3. May FDA distinguish claims concerning conventional foods from those relating to dietary supplements, taking into account limits on claims that can be made about foods in the Nutrition Labeling and Education Act, 21 U.S.C. 301, 321, 337, 343, 371? What must an administrative record contain to sustain or deny claims on food labels? How can information best be presented in a succinct but non-misleading fashion? To what extent do assertions in claims need qualifications or disclaimers added to the label to avoid any misconceptions that consumers may draw? Is there a basis to believe that consumers approach claims about conventional foods and dietary supplements differently?
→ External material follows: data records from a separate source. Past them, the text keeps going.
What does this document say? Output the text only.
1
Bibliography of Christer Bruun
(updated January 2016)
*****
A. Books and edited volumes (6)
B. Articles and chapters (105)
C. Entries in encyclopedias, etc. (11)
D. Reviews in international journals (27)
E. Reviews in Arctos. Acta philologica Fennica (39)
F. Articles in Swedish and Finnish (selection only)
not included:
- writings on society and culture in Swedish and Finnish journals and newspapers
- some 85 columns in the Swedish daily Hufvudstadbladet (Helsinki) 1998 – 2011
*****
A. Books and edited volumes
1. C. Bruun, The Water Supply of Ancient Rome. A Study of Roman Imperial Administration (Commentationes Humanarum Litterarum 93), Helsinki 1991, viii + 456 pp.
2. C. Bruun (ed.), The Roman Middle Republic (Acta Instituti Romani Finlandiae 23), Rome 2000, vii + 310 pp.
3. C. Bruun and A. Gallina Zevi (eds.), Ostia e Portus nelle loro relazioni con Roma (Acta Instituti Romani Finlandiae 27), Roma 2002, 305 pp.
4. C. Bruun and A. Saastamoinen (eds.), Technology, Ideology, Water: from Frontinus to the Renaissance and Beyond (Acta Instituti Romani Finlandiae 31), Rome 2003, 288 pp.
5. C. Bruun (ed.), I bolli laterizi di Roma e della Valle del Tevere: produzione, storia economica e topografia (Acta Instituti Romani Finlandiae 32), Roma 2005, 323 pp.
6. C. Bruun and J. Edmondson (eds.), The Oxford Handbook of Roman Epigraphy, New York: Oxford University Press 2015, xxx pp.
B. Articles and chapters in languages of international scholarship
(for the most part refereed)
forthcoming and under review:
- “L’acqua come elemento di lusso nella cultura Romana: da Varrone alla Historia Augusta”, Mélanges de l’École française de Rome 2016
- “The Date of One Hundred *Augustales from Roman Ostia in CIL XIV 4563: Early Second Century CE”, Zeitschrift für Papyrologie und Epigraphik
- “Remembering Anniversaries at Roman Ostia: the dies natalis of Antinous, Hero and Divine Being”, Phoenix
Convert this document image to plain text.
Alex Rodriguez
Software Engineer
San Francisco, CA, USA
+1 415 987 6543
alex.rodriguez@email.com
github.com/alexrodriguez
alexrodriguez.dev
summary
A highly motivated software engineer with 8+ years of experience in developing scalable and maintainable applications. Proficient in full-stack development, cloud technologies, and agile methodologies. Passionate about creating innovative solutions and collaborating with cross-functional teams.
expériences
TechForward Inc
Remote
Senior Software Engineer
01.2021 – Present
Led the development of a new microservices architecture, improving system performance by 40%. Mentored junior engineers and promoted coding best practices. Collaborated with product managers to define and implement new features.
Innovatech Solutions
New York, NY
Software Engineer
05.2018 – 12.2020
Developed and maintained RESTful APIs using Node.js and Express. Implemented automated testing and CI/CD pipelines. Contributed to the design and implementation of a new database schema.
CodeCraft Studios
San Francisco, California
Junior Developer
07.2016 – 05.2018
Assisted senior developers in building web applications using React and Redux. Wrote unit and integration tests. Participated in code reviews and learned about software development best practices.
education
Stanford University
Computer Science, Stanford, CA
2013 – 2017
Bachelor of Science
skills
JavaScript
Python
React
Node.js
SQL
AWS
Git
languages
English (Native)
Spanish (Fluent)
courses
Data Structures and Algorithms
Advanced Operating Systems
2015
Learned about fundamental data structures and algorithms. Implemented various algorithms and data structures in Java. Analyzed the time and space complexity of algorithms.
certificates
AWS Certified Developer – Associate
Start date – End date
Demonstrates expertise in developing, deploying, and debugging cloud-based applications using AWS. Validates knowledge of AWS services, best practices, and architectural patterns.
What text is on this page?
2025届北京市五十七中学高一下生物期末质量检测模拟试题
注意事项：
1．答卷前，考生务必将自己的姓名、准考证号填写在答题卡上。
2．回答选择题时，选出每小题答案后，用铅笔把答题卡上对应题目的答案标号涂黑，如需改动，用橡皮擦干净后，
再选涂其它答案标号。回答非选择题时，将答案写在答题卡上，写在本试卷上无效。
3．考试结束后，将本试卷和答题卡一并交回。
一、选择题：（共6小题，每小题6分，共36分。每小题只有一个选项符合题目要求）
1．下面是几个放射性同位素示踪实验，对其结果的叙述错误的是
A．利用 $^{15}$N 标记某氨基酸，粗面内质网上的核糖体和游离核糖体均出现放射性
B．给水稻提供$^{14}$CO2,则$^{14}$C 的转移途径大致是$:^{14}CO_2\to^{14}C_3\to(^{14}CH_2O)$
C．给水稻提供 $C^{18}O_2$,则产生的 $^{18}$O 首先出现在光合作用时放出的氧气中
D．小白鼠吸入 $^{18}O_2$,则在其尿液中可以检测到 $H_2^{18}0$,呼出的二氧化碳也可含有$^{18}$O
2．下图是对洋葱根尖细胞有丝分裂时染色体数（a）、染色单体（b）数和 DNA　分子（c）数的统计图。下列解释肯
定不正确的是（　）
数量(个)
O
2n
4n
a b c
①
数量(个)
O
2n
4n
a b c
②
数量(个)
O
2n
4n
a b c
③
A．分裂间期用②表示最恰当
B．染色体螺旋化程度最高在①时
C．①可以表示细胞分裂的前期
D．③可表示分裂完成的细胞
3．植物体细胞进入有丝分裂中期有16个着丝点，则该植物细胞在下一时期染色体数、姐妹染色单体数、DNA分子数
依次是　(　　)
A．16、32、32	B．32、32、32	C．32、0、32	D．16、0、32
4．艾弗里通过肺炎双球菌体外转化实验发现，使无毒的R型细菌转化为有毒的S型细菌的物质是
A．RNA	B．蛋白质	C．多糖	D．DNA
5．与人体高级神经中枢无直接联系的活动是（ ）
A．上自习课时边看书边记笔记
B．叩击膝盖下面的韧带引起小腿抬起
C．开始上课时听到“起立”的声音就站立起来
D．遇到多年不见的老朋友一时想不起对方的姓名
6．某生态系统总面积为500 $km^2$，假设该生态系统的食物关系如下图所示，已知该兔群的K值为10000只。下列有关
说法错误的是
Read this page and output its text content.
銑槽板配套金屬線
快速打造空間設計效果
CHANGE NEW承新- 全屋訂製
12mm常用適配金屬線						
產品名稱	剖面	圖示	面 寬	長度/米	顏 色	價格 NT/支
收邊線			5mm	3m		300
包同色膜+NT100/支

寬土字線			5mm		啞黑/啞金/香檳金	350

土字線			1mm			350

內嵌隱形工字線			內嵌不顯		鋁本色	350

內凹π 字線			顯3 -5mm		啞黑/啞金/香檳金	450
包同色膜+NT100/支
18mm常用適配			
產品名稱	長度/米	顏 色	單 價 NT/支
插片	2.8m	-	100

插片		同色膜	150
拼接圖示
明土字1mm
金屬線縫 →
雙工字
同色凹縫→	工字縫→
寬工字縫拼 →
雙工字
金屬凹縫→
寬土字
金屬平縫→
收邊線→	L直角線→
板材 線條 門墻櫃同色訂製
The pros and cons of dietary supplements should be contained with any distribution, including alternative theories as we are in the infant stages of understanding the complex interactions of food, supplements, pollutants, etc. on our bodies.
4. Should disclaimers be required to be in the same (or smaller or larger) size of type and given equal prominence with claims? Is there any relevant authority or social science research on this issue? To regain the trust of the American people, I would say yes. I have been in the social science field for the last twenty years and have learned much about power abuse. Anyone with power of knowledge, resources, or destruction capability needs to be held accountable for their use/abuse of that power. The world destroys itself when each one is not. We seem to be in a free fall descent currently.
5. How can warnings be made most effective in preventing harm while minimizing the chances of consumer confusion or inattention? Is there any evidence as to which types of warnings consumers follow or disregard? I read the contents and warnings on all that I consume. I go to the Internet as I have found less biased information there than from my pharmacist, doctor, government or major media sources.
6. What arguments or social science evidence, if any, can be used to support distinguishing between claims made in advertisements and those made on labels? Does the First Amendment and the relevant social science evidence afford the Government greater latitude over labels? Studies done without competing biases should not be accepted as proof, regardless of the expertise of the learned institutions.
7. Would permitting speech by manufacturer, distributor, and marketer about off-label uses undermine the act's requirement that new uses must be approved by the FDA? If so, how? If not, why not? What is the extent of FDA's ability to regulate speech concerning off-label uses? Allowing free speech to profit-oriented marketers deprives the consumer of adequate information for maintaining or improving their health. Nameless individuals within corporations hide themselves and their selfish intents with their huge resources. Hopefully, the FDA will not take one more step down that slippery slope by granting them more personhood rights.